Last weekend I took advantage of the long holiday weekend and went to New York with my girlfriend. I was really on the fence about going and felt guilty about leaving the Aaron with the kids for four days. I will never forget about a year and a half after Alex was born my mom and I had taken her to the pediatrician and he took one look at me and asked if I was getting time alone. My mother told him she had offered time and time again to watch Alex and encouraged me to do something by myself, but I just couldn't do it.

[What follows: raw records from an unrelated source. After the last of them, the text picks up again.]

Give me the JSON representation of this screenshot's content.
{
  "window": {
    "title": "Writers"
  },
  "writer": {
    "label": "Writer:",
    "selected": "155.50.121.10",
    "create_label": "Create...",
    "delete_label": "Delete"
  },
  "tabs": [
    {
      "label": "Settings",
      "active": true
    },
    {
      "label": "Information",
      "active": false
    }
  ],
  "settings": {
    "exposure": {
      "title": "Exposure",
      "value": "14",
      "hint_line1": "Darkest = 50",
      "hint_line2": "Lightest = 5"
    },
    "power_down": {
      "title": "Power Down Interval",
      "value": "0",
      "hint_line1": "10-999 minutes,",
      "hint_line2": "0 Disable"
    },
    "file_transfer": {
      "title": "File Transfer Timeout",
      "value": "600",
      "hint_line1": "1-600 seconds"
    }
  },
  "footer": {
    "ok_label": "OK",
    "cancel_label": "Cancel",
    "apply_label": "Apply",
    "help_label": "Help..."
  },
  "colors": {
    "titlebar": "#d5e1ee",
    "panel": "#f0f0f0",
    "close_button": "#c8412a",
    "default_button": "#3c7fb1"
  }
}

I thought, how can I go out and enjoy alone time when all I am going to do is worry about her and worrying that no one can care for her and know her needs better than I could. The pediatrician told me that I was not going to be as good of a mom as I could be if I was exhausted all the time and not taking anytime for myself - and that I needed to take a break and come back refreshed and a little less stressed every now and then and that I was actually doing Alex a great disservice. I never forgot that - and although it was hard in the beginning, he was exactly right. I do feel more refreshed when I take a break and come back to the day to day grind thinking, I can do this! So I finally decided to take the trip and I'm so glad I did. I had not been back to my home town in over ten years. I saw and stayed with very dear friends, and I actually reconnected with my childhood best friend. We talked and laughed as if no time had ever passed and are making plans to see each other again in a few weeks.